Danielle Boyer
Danielle Boyer is a 23-year-old Indigenous (Ojibwe) robotics inventor and advocate for youth who has been teaching kids since she was ten. Driven by her families own inability to afford science and technology education, she is passionate about making education accessible and representative for her community so that no child is left behind. Danielle creates equitable and innovative learning solutions for Indigenous youths with robots that she designs, manufactures, and gives away for free. In 2019, she created The STEAM Connection, a minority and youth-led charity that has reached 800k+ youth with free, accessible, and representative technical education. The STEAM Connection focuses on the future: ushering in a new age of education via personal and wearable robotics, artificial intelligence systems, and augmented reality. Informed by the past and present, they utilize traditional knowledge to uplift and protect Indigenous communities with an emphasis on language revitalization.

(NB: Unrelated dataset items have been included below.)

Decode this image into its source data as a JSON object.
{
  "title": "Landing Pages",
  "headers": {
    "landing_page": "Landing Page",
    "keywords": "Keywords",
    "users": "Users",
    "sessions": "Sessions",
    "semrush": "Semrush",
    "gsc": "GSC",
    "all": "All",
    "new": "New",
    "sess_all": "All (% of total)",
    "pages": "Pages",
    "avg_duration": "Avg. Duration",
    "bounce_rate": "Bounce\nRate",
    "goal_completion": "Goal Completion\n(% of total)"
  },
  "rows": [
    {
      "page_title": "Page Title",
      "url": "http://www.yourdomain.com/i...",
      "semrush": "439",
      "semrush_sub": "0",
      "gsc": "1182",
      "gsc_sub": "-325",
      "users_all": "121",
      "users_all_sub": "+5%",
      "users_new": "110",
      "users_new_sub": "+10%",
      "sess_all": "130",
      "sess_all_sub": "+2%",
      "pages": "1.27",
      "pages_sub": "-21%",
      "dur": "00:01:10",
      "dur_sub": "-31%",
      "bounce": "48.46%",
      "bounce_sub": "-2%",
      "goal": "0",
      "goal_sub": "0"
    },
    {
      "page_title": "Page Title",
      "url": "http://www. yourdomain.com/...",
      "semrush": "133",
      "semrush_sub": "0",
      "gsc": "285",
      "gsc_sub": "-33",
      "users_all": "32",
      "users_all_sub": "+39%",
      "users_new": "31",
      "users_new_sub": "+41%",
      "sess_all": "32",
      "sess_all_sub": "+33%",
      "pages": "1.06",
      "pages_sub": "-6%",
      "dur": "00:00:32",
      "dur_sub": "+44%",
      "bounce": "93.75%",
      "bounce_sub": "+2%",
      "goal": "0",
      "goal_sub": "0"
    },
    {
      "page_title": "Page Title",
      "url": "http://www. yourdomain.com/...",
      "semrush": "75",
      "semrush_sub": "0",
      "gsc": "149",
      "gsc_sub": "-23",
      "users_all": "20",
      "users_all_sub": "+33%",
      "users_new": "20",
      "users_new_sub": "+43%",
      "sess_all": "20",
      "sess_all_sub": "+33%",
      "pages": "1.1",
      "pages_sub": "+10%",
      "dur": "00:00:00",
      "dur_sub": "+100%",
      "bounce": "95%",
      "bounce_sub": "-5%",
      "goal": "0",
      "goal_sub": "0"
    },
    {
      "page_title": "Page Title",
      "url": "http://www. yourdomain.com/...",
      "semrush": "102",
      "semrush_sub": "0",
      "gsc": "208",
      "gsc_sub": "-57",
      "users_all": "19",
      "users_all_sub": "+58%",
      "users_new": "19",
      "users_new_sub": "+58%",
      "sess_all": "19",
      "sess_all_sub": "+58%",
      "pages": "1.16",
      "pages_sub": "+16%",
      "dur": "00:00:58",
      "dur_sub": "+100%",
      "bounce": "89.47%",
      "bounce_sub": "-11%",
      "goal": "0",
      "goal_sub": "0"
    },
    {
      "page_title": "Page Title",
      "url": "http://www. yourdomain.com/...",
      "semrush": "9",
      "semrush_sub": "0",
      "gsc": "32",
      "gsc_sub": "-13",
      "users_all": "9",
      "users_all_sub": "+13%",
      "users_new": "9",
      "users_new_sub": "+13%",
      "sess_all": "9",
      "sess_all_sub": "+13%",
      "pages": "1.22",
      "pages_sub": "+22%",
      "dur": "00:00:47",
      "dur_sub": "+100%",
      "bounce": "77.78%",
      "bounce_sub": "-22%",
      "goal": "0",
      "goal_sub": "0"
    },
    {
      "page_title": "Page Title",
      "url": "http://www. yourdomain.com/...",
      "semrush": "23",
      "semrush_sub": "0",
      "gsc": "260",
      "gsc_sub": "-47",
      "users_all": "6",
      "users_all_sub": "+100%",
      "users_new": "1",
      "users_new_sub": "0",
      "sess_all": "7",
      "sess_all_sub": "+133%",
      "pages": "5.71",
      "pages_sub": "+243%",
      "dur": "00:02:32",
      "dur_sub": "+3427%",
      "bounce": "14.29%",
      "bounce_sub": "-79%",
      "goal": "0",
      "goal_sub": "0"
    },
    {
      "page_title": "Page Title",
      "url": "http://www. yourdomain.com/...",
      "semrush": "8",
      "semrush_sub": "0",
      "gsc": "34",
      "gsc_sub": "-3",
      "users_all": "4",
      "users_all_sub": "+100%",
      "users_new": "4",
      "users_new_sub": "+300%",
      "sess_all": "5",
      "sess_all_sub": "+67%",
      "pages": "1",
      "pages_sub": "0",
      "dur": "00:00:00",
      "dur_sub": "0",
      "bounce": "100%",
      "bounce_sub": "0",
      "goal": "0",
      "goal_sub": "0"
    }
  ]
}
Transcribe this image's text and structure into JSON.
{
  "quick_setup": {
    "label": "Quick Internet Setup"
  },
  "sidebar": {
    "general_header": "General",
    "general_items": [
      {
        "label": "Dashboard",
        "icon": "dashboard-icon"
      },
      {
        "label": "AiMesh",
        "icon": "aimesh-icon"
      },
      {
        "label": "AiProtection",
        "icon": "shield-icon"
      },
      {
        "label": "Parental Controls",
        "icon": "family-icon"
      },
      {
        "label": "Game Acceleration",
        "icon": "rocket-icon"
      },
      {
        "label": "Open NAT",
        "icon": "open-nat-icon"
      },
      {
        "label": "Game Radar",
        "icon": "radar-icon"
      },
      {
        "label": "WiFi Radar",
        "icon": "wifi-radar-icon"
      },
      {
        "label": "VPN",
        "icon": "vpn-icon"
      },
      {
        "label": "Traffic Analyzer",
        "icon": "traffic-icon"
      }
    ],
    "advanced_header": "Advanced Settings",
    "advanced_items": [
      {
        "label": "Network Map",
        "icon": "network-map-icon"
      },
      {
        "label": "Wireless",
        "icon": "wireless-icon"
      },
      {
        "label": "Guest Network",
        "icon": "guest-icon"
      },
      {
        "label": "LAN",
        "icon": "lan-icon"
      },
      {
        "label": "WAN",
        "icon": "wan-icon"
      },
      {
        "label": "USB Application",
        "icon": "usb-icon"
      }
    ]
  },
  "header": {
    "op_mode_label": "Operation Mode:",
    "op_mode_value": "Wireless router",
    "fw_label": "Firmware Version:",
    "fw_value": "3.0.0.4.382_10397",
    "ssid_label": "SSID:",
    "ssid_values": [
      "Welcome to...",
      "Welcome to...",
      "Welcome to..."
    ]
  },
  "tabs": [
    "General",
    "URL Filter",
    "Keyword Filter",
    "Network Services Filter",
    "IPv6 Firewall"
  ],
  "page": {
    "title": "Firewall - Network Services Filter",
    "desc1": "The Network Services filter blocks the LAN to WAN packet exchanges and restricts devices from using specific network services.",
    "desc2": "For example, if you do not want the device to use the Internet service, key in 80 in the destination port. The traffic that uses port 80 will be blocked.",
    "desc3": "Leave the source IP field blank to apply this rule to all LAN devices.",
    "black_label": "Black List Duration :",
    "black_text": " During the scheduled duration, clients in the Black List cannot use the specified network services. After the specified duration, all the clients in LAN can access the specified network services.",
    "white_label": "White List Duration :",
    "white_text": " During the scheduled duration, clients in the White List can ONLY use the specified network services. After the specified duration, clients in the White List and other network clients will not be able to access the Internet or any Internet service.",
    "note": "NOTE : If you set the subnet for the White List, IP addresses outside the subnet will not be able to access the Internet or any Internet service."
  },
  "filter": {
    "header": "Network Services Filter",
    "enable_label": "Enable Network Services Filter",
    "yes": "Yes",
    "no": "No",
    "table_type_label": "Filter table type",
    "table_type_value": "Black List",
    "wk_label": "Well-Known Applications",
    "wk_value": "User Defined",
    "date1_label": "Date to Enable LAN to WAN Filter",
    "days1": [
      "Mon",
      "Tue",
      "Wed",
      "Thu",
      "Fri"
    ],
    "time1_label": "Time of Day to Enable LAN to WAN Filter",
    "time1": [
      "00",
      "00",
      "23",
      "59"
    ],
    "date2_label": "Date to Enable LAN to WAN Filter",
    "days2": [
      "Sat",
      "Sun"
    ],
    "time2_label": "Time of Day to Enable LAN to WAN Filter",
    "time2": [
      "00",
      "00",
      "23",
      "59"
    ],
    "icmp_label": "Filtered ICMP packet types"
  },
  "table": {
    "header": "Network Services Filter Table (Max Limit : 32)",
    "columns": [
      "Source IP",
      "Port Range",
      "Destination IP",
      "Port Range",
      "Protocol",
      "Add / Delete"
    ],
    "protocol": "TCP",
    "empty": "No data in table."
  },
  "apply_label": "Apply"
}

Danielle has been named one of PEOPLE Magazine's Girls Changing the World, a MIT Solve Indigenous Communities Fellow, a MIT Solve Gender Equity in STEM Challenge Fellow, a L'oreal Paris Woman of Worth, a Teen Vogue Indigenous Youth Changemaker, an Echoing Green Fellow, and a Verizon Forward for Good Winner. She is a two-time guest of the White House and is a featured story in The Big Idea by MIT Solve x HP, an award-winning docu-series on three women innovators. "Indigenous Robotics" followed her life for a year and premiered at the MIT Museum. It is currently showing at film festivals.